SH: Wie sieht das Setting deiner Arbeit aus?

LP: Ich arbeite in einer Erwachsenenpsychiatrie auf verschiedenen Stationen mit Patient:innen mit unterschiedlichen Diagnosen, wie beispielsweise Sucht, Depression, Angst oder auch Demenz. Da es offene Gruppen sind, ist nahezu kein prozesshaftes Arbeiten möglich. In diesem Setting ist es mir wichtig, dass ich die Patient:innen am Ende der Sitzung gut entlassen kann.

LP: Wie sieht das Setting bei dir aus?

SH: Ich arbeite in einer Klinik für Psychosomatik mit erwachsenen Patient:innen einer Station, einer allgemeinen Tagesklinik und der psychosomatischen Institutsambulanz. Alle Gruppen, mit denen ich arbeite, sind halboffene Gruppen, so dass sich im Therapieverlauf immer wieder Teilnehmende verabschieden und neue hinzukommen.

Je nach Struktureinheit bleiben die Teilnehmer:innen 8 bis 14 Wochen in der Musiktherapie und lernen sich innerhalb des gesamten Gruppenkonzeptes gut kennen.
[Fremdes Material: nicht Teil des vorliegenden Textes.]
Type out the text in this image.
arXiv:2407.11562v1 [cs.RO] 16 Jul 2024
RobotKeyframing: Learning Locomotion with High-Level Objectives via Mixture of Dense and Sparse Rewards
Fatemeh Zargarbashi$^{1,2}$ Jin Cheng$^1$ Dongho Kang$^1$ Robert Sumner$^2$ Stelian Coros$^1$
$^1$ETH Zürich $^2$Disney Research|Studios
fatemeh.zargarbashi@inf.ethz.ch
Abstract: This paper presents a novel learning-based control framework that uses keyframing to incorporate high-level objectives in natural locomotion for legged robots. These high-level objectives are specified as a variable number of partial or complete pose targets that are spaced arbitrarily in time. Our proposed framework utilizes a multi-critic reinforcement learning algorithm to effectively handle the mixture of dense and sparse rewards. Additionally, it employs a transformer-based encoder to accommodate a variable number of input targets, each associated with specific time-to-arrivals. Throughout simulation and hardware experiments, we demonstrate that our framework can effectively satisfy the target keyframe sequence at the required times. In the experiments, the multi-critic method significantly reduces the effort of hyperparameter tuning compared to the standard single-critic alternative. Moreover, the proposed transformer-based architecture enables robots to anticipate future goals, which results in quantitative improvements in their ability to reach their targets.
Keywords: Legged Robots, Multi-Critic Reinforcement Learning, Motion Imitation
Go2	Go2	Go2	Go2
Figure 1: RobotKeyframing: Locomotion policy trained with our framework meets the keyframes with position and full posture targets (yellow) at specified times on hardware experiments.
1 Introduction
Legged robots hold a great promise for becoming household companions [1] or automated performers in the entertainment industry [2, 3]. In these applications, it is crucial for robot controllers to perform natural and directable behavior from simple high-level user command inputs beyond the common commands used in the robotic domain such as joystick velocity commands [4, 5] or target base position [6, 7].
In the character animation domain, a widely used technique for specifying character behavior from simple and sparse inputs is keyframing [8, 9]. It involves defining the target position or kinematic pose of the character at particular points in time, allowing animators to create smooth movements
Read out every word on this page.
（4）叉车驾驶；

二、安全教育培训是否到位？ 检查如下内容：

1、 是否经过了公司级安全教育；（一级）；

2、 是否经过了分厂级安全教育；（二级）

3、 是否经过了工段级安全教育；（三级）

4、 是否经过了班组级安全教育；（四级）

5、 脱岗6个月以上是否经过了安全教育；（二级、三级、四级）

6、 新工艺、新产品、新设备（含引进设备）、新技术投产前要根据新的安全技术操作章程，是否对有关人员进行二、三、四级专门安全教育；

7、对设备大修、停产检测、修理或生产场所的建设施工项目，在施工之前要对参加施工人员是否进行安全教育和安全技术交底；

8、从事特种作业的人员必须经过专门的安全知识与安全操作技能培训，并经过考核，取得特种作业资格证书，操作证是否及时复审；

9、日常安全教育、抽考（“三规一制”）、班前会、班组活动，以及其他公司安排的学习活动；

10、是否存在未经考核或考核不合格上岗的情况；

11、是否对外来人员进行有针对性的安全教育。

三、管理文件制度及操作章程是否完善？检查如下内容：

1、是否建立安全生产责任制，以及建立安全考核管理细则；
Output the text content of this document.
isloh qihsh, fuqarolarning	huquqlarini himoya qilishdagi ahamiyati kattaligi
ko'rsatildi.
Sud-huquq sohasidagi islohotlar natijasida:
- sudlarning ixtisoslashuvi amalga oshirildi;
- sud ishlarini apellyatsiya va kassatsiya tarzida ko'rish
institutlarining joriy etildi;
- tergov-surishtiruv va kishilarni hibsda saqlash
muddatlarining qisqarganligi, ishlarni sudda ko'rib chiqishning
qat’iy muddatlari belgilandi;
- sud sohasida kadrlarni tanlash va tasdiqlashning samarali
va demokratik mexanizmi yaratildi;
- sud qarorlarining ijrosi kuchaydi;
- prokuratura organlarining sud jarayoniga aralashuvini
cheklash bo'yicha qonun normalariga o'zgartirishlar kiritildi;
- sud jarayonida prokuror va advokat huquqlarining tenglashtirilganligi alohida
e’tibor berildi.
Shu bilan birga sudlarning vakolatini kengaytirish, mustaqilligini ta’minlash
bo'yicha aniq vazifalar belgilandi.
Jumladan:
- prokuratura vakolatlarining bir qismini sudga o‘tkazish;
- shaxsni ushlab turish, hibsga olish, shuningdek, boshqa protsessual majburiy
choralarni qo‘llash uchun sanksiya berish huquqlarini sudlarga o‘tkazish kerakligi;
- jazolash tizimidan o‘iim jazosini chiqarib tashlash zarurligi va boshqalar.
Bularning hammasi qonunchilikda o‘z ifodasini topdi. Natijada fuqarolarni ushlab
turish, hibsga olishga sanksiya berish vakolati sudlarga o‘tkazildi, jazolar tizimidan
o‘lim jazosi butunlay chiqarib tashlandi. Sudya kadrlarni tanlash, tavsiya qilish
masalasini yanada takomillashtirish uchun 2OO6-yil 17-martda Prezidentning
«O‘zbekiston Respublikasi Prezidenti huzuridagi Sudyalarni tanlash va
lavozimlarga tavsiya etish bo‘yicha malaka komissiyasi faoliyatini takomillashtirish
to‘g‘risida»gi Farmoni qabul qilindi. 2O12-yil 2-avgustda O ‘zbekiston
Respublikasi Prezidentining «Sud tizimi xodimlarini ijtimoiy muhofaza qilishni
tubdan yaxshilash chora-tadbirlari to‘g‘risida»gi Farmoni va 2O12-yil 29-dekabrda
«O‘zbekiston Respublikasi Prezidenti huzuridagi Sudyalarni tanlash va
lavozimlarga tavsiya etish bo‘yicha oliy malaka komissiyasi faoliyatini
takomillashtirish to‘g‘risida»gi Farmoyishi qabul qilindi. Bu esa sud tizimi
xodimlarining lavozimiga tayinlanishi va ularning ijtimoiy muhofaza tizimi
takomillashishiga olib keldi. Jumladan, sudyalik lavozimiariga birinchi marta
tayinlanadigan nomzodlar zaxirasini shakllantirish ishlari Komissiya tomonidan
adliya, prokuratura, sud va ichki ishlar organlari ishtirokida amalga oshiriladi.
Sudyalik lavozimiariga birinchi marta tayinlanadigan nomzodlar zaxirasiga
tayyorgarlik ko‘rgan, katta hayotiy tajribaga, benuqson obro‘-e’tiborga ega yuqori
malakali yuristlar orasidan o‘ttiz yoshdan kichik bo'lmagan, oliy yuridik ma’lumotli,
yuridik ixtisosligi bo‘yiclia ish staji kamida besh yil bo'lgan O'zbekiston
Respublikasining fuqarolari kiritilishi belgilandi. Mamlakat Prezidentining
Teilnehmer:innen der ambulanten Gruppe sind für gewöhnlich mehrere Monate Teil der Gruppe. Sie kommen einmal wöchentlich aus ihrem häuslichen Umfeld in die Musiktherapie und werden zusätzlich ärztlich und gesprächspsychotherapeutisch begleitet.

SH: Wie ist die Methode des selbstwertstärkenden Feedbacks (SelF) entstanden?

LP: Die Feedback-Methode ist 2015 im Rahmen meiner Masterarbeit entstanden. Ich habe sie für das Projekt echt stark entwickelt. Das ist ein präventives Projekt für Mädchen und hat die Stärkung des Selbstwerts zum Ziel. Die Methode des SelF kann in den Bereichen Prävention, Therapie oder auch im pädagogischen Setting angewandt werden.

SH: Was ist SelF?

LP: Die theoretische Grundlage bildet die Neuropsychotherapie nach Klaus Grawe (2004). Er beschreibt, dass ein Lob Menschen mit negativem Selbstwert nicht erreicht, da sie dieses abwehren. Bei Menschen mit niedrigem Selbstwert ist also ein anderer Weg nötig. Hier kommt der Gedanke, über einen Stellvertreter zu agieren, ins Spiel. Laut Grawe kann über eine Stellvertreterfunktion Selbstwert-erhöhendes Verhalten eher angenommen werden.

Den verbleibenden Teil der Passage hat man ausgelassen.